Özellikle günümüzde, “bedevi zihniyetini!” bileceğiz. O zihniyetin ne kadar, “bencil, cimri, çıkarcı, faydacı…” olduğunu göreceğiz! “Ve bedevilerden özür bahane edenler, kendilerine izin verilsin diye geldiler; Allah’a ve Resulüne yalan söyleyenler ise oturdu. Onlardan inkâr edenlere yakında (pek) elemli bir azap isabet edecektir” (Tevbe, 90)

“Bedevi (lerden bir kısmı); “iman ettik” dediler. De ki, (siz aslında gerçekten) iman etmediniz; fakat “teslim olduk” deyin; Çünkü iman henüz kalplerinize girmemiştir. Eğer Allah’a ve Resulüne itaat ederseniz, (Allah) amellerinizden hiçbir şeyi eksiltmez Şüphesiz ki Allah Gafur (çok bağışlayan)dır, Rahim (çok merhamet eden)dir” (Hucurat, 14)

Sevgili Okurlarım, “Bedevileşmek” kavramı üzerinde duralım! Bu kavram bizleri, “Ülkemizin gerçeklerini” sorgulama imkânı verecektir. Siyasette, Ticari Hayatta, Sosyal Hayatta… Davranışlarımız nasıl?

“Yalan ve Aldatma Kültürü!” var mı? “Şüphecilik ve tereddüt!” var mı?

“Dedikodu ve iftira!” var mı? “Kin, Nefret, Öfke, Haset!” var mı?

“Adam kayırma ve kolaycılık!” var mı? “Fesat ve Fitne!” var mı?

“Rüşvet ve İhtikâr!” var mı? “Hile ve Hırsızlık!” var mı?

“Makam ve ihtiras!” var mı? “Var mı?” Bu bir sorudur?

Bu soruları daha da “çoğaltabiliriz!”

“BEDEVİLEŞME!” bir bakıma, “koyu bir taassubun da!” adıdır!

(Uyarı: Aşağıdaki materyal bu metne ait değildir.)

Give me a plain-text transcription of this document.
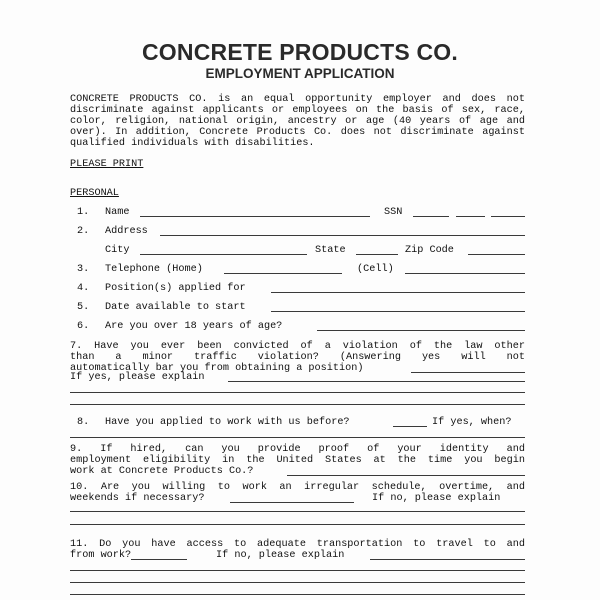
CONCRETE PRODUCTS CO.
EMPLOYMENT APPLICATION
CONCRETE PRODUCTS CO. is an equal opportunity employer and does not discriminate against applicants or employees on the basis of sex, race, color, religion, national origin, ancestry or age (40 years of age and over). In addition, Concrete Products Co. does not discriminate against qualified individuals with disabilities.
PLEASE PRINT
PERSONAL
1. Name	SSN
2. Address
City	State	Zip Code
3. Telephone (Home)	(Cell)
4. Position(s) applied for
5. Date available to start
6. Are you over 18 years of age?
7. Have you ever been convicted of a violation of the law other
than a minor traffic violation? (Answering yes will not
automatically bar you from obtaining a position)
If yes, please explain
8. Have you applied to work with us before?	If yes, when?
9. If hired, can you provide proof of your identity and
employment eligibility in the United States at the time you begin
work at Concrete Products Co.?
10. Are you willing to work an irregular schedule, overtime, and
weekends if necessary?	If no, please explain
11. Do you have access to adequate transportation to travel to and
from work?	If no, please explain
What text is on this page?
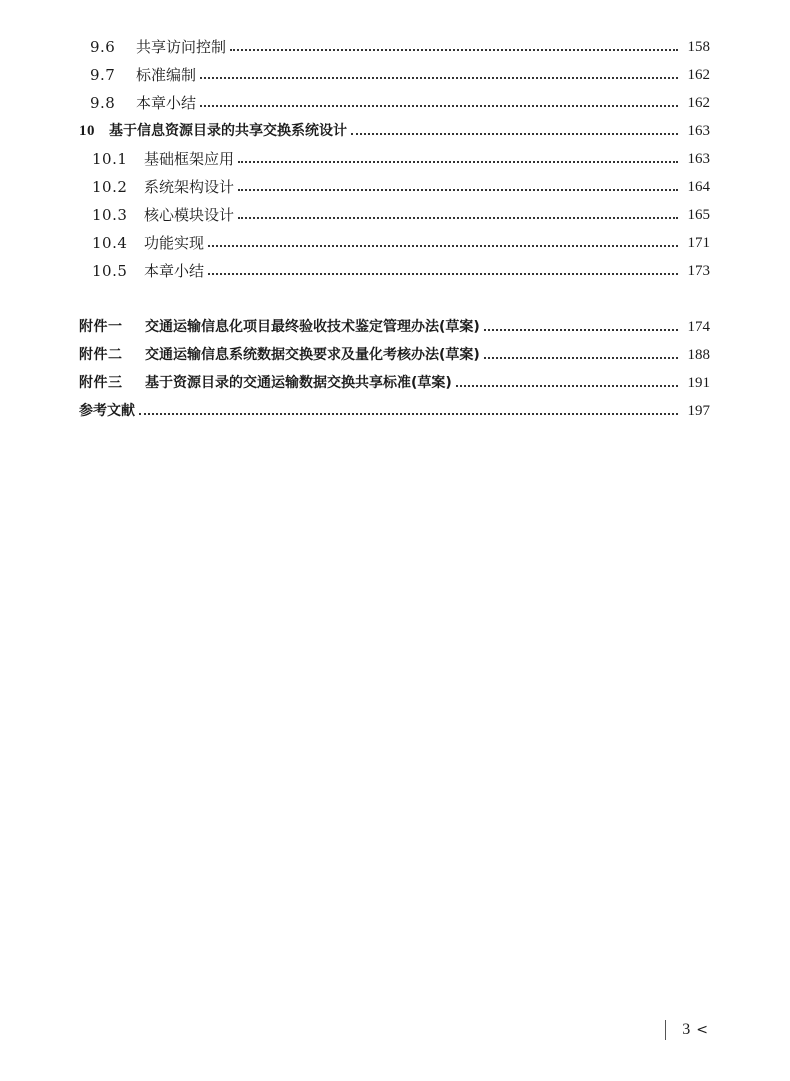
9.6	共享访问控制	158
9.7	标准编制	162
9.8	本章小结	162
10	基于信息资源目录的共享交换系统设计	163
10.1	基础框架应用	163
10.2	系统架构设计	164
10.3	核心模块设计	165
10.4	功能实现	171
10.5	本章小结	173
附件一	交通运输信息化项目最终验收技术鉴定管理办法(草案)	174
附件二	交通运输信息系统数据交换要求及量化考核办法(草案)	188
附件三	基于资源目录的交通运输数据交换共享标准(草案)	191
参考文献	197
3 <
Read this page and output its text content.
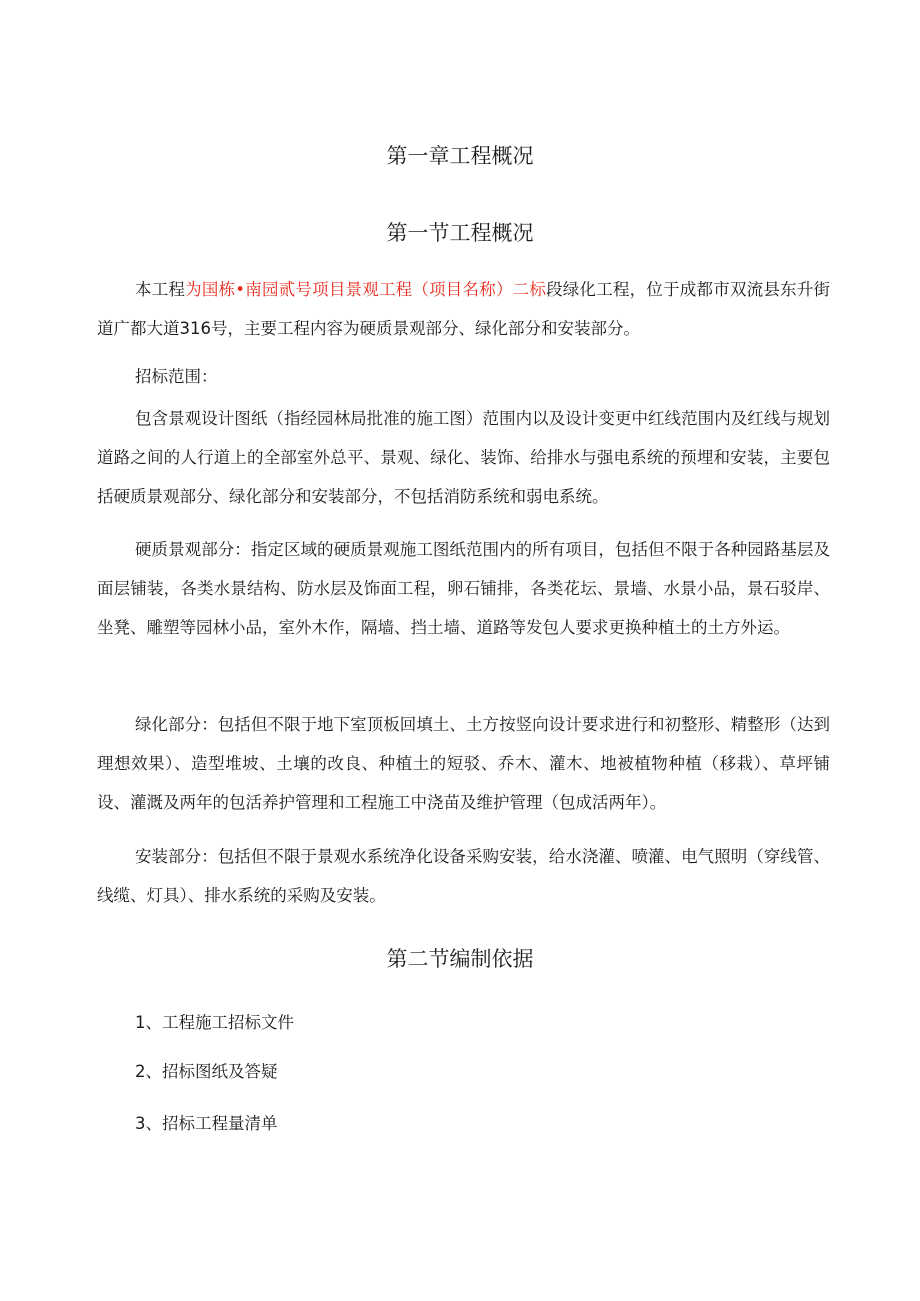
第一章工程概况
第一节工程概况

本工程为国栋•南园贰号项目景观工程（项目名称）二标段绿化工程，位于成都市双流县东升街道广都大道316号，主要工程内容为硬质景观部分、绿化部分和安装部分。

招标范围：

包含景观设计图纸（指经园林局批准的施工图）范围内以及设计变更中红线范围内及红线与规划道路之间的人行道上的全部室外总平、景观、绿化、装饰、给排水与强电系统的预埋和安装，主要包括硬质景观部分、绿化部分和安装部分，不包括消防系统和弱电系统。

硬质景观部分：指定区域的硬质景观施工图纸范围内的所有项目，包括但不限于各种园路基层及面层铺装，各类水景结构、防水层及饰面工程，卵石铺排，各类花坛、景墙、水景小品，景石驳岸、坐凳、雕塑等园林小品，室外木作，隔墙、挡土墙、道路等发包人要求更换种植土的土方外运。

绿化部分：包括但不限于地下室顶板回填土、土方按竖向设计要求进行和初整形、精整形（达到理想效果）、造型堆坡、土壤的改良、种植土的短驳、乔木、灌木、地被植物种植（移栽）、草坪铺设、灌溉及两年的包活养护管理和工程施工中浇苗及维护管理（包成活两年）。

安装部分：包括但不限于景观水系统净化设备采购安装，给水浇灌、喷灌、电气照明（穿线管、线缆、灯具）、排水系统的采购及安装。

第二节编制依据

1、工程施工招标文件

2、招标图纸及答疑

3、招标工程量清单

“BEDEVİLEŞME!” bir bakıma, “sosyal ve kültürel kirlenmenin de!” adıdır!

Muasırlaşma kavramı sizlere, “münevver…” bir iklimi çağrıştırır!

Eskiler, Harput için ne diyorlardı; “İstanbul Beyefendisi!”

“Beyefendi!” güzellikleri kendisinde toplamış bir sıfat! O inceliğin, zarafetin, sadeliğin… Neresindeyiz? Bu soruyla, gün boyu zihnim çalkalanır!